Obesity Increases the Risk of Chest Wall Pain From Thoracic Stereotactic Body Radiation Therapy

Department of Radiation Oncology, The University of Texas M. D. Anderson Cancer Center, Houston, TX 77030, USA.
International journal of radiation oncology, biology, physics (Impact Factor: 4.26). 09/2011; 81(1):91-6. DOI: 10.1016/j.ijrobp.2010.04.022
Source: PubMed


Stereotactic body radiation therapy (SBRT) is increasingly being used to treat thoracic tumors. We attempted here to identify dose-volume parameters that predict chest wall toxicity (pain and skin reactions) in patients receiving thoracic SBRT.

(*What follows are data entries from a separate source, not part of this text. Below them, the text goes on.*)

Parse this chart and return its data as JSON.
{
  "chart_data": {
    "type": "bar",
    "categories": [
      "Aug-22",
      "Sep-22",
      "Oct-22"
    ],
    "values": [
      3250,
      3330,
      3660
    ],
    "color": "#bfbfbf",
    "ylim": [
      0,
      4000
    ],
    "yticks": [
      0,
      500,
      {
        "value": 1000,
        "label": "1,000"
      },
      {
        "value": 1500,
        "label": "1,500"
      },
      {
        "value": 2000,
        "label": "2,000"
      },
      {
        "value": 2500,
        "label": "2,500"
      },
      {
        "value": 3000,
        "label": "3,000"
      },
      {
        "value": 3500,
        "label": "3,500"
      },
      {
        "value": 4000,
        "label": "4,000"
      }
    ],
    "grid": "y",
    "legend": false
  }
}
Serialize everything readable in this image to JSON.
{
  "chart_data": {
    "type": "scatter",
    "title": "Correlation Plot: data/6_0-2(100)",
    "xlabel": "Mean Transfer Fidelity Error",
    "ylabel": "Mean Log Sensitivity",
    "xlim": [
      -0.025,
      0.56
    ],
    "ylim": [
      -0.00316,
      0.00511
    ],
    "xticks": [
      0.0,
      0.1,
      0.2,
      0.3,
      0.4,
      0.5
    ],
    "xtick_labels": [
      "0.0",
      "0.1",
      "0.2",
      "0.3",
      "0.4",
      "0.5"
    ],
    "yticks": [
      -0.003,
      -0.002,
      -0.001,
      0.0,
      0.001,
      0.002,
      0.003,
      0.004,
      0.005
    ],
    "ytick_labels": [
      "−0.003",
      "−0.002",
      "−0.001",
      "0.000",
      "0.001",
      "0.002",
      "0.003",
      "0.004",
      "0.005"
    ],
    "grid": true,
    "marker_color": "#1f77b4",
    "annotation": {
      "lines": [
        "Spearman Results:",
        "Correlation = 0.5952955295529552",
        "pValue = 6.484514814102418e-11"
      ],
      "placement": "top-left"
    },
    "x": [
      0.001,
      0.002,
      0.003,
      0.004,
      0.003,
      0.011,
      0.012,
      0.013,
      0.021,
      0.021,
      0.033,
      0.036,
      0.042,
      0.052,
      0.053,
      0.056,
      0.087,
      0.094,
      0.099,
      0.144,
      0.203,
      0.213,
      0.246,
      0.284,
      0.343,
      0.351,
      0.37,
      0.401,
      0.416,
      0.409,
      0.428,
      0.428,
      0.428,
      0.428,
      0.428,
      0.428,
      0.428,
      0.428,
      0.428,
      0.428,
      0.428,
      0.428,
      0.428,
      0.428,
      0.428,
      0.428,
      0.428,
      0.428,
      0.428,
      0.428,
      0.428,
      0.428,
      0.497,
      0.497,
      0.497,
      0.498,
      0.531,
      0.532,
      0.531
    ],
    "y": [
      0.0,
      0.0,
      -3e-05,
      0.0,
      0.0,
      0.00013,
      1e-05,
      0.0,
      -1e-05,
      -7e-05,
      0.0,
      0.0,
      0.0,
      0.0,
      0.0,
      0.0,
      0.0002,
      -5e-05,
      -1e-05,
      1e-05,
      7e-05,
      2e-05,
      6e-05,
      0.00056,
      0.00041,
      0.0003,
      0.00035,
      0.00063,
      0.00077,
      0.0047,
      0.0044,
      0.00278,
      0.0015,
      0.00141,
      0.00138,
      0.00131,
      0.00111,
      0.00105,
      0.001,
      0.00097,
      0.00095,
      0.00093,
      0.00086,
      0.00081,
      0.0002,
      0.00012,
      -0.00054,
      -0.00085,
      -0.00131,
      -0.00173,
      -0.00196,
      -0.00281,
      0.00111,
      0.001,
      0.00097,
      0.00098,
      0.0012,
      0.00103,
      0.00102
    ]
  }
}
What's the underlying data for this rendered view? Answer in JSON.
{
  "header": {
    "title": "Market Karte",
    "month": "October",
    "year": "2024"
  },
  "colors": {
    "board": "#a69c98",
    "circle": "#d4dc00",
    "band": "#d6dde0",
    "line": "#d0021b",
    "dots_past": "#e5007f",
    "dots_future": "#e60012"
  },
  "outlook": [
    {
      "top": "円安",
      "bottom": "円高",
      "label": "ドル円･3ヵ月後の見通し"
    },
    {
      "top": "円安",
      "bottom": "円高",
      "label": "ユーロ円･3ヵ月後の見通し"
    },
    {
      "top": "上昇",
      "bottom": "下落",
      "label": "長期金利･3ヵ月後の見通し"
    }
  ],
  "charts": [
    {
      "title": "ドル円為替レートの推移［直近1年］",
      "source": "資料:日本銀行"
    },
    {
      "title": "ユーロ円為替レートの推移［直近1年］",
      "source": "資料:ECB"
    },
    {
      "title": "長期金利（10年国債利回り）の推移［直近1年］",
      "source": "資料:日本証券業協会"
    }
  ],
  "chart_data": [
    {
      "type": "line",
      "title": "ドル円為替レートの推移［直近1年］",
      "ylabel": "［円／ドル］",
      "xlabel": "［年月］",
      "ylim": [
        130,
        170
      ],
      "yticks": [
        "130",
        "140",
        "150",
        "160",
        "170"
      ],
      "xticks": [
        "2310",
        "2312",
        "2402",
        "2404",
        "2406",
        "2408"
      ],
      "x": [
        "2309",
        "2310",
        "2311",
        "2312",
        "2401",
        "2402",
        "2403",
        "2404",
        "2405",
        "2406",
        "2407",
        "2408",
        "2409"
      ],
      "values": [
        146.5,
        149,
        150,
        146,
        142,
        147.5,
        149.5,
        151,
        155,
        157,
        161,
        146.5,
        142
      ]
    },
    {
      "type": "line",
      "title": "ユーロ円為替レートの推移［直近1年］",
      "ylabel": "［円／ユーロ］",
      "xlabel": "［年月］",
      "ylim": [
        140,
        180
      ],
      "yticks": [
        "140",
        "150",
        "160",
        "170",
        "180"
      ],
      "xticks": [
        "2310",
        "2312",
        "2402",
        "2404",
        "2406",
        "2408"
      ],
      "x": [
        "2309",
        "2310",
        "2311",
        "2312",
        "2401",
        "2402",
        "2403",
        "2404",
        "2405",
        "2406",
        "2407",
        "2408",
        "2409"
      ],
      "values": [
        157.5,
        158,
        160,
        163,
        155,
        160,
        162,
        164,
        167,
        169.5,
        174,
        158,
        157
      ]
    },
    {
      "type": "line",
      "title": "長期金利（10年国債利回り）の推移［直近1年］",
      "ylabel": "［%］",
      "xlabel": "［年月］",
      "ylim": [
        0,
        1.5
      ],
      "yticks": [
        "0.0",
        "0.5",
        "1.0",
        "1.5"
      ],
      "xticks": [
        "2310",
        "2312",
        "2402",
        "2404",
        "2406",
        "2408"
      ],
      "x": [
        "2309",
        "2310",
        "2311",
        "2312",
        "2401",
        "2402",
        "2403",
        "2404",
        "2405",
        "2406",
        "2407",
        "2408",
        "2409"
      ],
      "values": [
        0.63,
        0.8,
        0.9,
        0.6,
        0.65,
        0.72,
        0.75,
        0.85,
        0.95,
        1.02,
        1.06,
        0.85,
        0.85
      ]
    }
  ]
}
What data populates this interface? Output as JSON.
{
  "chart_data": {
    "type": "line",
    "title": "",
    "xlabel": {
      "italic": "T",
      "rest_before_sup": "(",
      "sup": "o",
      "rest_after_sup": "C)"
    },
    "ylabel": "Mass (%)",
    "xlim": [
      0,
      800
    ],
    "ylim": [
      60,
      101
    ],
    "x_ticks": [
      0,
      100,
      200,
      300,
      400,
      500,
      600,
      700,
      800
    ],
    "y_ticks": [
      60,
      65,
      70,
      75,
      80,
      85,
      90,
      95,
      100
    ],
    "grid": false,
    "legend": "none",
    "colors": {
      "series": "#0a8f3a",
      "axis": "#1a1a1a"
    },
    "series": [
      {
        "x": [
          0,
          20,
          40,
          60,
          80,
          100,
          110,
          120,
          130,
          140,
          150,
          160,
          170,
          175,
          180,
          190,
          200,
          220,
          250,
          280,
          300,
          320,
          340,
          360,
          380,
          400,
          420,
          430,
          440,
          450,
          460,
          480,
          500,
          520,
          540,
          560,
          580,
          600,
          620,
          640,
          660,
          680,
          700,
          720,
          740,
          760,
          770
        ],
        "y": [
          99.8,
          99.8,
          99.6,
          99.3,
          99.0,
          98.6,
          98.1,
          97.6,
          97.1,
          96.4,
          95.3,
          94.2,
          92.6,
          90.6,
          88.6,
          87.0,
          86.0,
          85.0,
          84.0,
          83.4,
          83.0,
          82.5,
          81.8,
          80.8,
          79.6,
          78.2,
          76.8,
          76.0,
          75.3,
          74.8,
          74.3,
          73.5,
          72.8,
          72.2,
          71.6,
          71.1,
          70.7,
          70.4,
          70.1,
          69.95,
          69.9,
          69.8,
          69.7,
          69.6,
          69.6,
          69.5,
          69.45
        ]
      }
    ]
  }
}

We screened a database of patients treated with SBRT between August 2004 and August 2008 to find patients with pulmonary tumors within 2.5 cm of the chest wall. All patients received a total dose of 50 Gy in four daily 12.5-Gy fractions. Toxicity was scored according to the NCI-CTCAE V3.0.
Of 360 patients in the database, 265 (268 tumors) had tumors within <2.5 cm of the chest wall; 104 (39%) developed skin toxicity (any grade); 14 (5%) developed acute pain (any grade), and 45 (17%) developed chronic pain (Grade 1 in 22 cases [49%] and Grade 2 or 3 in 23 cases [51%]). Both skin toxicity and chest wall pain were associated with the V30, or volume of the chest wall receiving 30 Gy. Body mass index (BMI) was also strongly associated with the development of chest pain: patients with BMI≥29 had almost twice the risk of chronic pain (p=0.03). Among patients with BMI>29, diabetes mellitus was a significant contributing factor to the development of chest pain.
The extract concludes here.